Hibernian Orchestra Fabled Witches and Bewitching Fables at National Concert Hall, 29th March 2017
What better way to beat the mid-week blues than to immerse yourself in a world of fantasy and intrigue? The Hibernian Orchestra, under the skillful direction of John Finucane, return to the National Concert Hall to present a programme that does just that: an evening of marvelous musical tales that transport us to times long ago, and lands far away. Tonight’s programme, entitled Fabled Witches and Bewitching Fables, presents a selection of works inspired by or encapsulating the spirit of magic in folklore and fairytale.
The adventure begins with Lyadov’s Baba-Yaga, for what figure captures the imagination more than that of the witch, and a particularly terrifying one at that? A dramatic opening, the piece embodies the iron-toothed, child-gobbling hag of Russian myth, and exploits a series of musical conventions to build a sense of suspense that has the audience—figuratively speaking—on their toes. Contrasting high and low pitches in repeated brass notes and mixing tremolo and staccato string playing, the Hibernian Orchestra show themselves to be in energetic form this evening.
Finucane’s conducting exemplifies a practiced hand—at times almost metronomic, his style is restrained and avoids any semblance of melodrama. Although seemingly at odds with the content of tonight’s programme, his understated gestures prove to be an effective form of direction—Finucane appears wholly in control of his performers and the lavish sounds they produce.
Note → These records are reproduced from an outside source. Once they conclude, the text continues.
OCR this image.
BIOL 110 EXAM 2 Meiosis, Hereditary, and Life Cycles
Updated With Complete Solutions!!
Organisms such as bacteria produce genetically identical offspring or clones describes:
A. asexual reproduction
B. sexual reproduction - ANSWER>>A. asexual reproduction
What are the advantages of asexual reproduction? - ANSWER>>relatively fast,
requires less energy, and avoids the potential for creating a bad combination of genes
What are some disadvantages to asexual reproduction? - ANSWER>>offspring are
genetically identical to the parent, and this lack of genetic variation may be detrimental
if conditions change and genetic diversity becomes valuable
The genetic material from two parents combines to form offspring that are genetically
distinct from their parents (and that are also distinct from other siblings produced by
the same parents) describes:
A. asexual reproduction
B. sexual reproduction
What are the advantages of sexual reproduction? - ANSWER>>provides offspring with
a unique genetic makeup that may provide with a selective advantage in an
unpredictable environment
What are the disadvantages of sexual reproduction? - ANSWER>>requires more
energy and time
Cellist Killian White joins the orchestra for a rendition of Dvorak’s cello concerto, and shows himself to be the master of not-inconsiderable talent. Although a change from the programmatic works performed this evening, the pentatonic colouration within the concerto has echoes of folk music about it, and allows audience’s imaginations roam free. White’s entry is a fiery counterpoint to the lyrical opening of the first movement; exploiting the buzzier timbres of his instrument, his playing adds a sense of youthful verve to the performance. After a more pastoral second movement—contrasted with darker orchestral sections—a sense of tension is re-established in the opening of the third. Dvorak’s exquisite cello writing is exemplified in a contrasting imitation between soloist and orchestra, with the cello section deftly handling heartbeat-like pizzicato passages to contrast White’s solo playing. White’s performance is more refined than in the first movement, but he relays the folk-tinged theme with great panache. Overall, the work captures the tensions and excitement that witches and folktales both elicit and detail, without adhering to a distinct set of images or narrative.
After a short intermission, we are lured into the exotic realm of Rimsky-Korsakov’s Scheherazade. The ominous opening echoes the sense of menace wrought by the Baba-Yaga in the first half of the concert, but is offset by violinist Orla Ní Bhraoin’s solo renderings of the eponymous character. The work, intended by Rimsky-Korsakov to present the audience with ‘a kaleidoscope of fairytale images’, is based on the tales of Scheherazade. Present in the form of a violin melody, Scheherazade—and by extension Ní Bhraoin—is our anchor, as we cross the seas with Sinbad, observe the dances of dervishes and the festival at Baghdad through Rimsky-Korsakov’s music. Although at times ominous—the rolling of the first movement at times threatens to capsize—the work has a distinct sense of whimsy. The work employs great timbral variety in the creation of fantasy soundscapes, from ticking pizzicato violins, to rolling harp arpeggios, to light-hearted clarinet and snare pairings. The finale sees the Hibernian Orchestra at their most dramatic, with militant drumming, triumphant cymbal clashes, and triangle rolls over swelling fanfares giving way to an almost choral orchestral finish, with the Scheherazade theme disintegrating into ethereal high harmonics.
Like the Sultan in the tale of Scheherazade, we are left, not dissatisfied, but curious as to what fabulous tales the Hibernian Orchestra will tell us next. But alas, no programme can last for 1001 nights. Fabled Witches and Bewitching Fables bids farewell to the mundane, and is—to use a fitting term—quite charming.